Goddard has conducted numerous studies that compared the levels of support or opposition to overdose prevention, syringe access exchange programs and medication-assisted treatment for addiction, including the use of Vivitrol, Suboxone and Methadone.
She said her research has found that overdose prevention — including the administration of naloxone — has been considered to be the most acceptable.
“Overdose prevention, of those three, it’s the easiest one for people to say, ‘Yeah, OK. I can see that,’” Goddard said. “But at the same time, you still hear stuff like, ‘Hey, if we make it easier for people who are using heroin to be revived if they overdose, well then they’ll just keep using.’ There is this notion that somehow it’s enabling drug use.”
Goddard said although this belief is present in her research, she can’t understand why there is opposition to a drug that has the potential to save lives.
“Sometimes people might say, ‘Just let them die, good riddance,’” Goddard said. “Some take a really Darwinian approach to it — like, ‘We didn’t want them in our society anyways.’ People think what they’re going to think, but if you take a step back from that, ask yourself, do we really want to punish with death?”

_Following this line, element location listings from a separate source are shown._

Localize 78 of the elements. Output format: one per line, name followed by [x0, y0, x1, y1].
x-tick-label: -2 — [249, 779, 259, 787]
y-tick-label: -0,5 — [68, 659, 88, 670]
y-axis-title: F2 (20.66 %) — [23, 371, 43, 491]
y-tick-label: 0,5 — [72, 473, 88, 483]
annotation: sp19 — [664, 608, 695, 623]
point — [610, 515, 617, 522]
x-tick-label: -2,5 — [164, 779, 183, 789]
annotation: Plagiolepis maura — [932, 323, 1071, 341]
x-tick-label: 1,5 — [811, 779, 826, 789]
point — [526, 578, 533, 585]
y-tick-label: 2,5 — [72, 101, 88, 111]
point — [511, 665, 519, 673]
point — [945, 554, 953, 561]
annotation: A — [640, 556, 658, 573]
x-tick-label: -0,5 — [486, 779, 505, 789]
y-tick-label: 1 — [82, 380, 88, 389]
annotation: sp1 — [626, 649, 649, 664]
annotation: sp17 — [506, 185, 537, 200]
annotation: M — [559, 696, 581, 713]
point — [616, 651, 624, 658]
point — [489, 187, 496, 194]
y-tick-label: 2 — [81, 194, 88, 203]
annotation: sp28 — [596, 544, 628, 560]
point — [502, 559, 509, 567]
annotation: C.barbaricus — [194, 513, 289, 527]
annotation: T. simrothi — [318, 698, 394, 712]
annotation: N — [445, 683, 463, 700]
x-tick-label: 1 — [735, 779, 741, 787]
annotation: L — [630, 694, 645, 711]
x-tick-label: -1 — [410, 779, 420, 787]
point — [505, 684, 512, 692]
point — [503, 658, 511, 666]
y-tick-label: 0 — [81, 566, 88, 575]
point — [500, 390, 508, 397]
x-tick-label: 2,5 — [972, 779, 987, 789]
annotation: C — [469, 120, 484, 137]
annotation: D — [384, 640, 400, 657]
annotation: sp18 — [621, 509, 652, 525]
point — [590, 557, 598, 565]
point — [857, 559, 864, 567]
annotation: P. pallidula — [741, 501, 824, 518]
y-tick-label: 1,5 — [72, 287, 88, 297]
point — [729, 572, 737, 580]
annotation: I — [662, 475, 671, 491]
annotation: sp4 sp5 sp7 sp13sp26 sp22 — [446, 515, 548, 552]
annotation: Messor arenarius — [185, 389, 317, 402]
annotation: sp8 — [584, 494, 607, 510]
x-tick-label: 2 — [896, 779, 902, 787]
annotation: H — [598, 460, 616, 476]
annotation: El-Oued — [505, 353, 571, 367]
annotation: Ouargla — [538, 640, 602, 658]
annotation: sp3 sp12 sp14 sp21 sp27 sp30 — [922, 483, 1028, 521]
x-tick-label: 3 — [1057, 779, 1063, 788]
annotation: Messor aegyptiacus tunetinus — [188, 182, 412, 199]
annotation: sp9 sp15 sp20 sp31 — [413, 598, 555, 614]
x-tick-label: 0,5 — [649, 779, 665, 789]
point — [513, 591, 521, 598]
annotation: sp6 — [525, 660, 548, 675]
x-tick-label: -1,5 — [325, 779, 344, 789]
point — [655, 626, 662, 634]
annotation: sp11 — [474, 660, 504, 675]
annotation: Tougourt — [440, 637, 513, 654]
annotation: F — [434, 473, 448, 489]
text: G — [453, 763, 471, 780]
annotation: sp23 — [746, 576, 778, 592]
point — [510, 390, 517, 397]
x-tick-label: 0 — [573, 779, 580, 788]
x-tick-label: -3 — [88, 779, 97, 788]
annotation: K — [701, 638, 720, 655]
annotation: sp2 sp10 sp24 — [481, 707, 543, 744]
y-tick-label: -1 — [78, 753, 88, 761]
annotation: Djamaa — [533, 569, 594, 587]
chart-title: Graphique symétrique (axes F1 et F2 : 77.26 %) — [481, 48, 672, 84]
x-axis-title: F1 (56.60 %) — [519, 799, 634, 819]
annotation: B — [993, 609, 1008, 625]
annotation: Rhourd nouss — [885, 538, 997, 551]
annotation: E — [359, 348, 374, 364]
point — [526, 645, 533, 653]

Kachurek said members of the police department were trained to use naloxone in July 2015.
Jason Merrick and Kristie Blanchet, NKU students in the master’s program for social work, trained officers through a program they developed. It provided NKU police with needle-resistant gloves, containers to properly handle and dispose of needles and training on how to identify an overdose and administer naloxone.
“I think they know that it’s just a matter of time,” Merrick said. “If it (an overdose) hasn’t happened on the campus yet, it’s just a matter of time before it does.”
Merrick explained that the program, sponsored by the Heroin Impact Response Task Force, provides each officer with up to three naloxone kits through St. Elizabeth Healthcare.
St. Elizabeth administration agreed to provide free kits to law enforcement agencies.
“A lot of officers are the first responders, and time is of the essence for an overdose,” said Ashel Kruetzkamp, nurse manager of the emergency department at St. Elizabeth in Edgewood. “They’re the ones who are usually first on the scene, and that’s why I felt it was necessary.”
In less than a year, Kruetzkamp said she has distributed approximately 120 naloxone kits to law enforcement officials, agencies and members of the community.
Bellevue Police Chief Wayne Turner said his officers have been carrying naloxone since July 2015. Since then, he estimates they have saved 5 to 10 lives.
“Some people are supportive of it, some people aren’t,” he said. “But you know what, let’s save their life first and foremost.”
Turner said naloxone is an important tool for university officers, as they would arrive to the scene before emergency medical services in most cases.
Kachurek believes that he and his officers are ready.
“I think anytime we’re proactive, it’s generally viewed favorably,” Kachurek said. “I want us to be prepared for us to use it if we have to because it could potentially save a life. And I think any lives that are saved, I think everyone would agree, would be a wonderful thing.”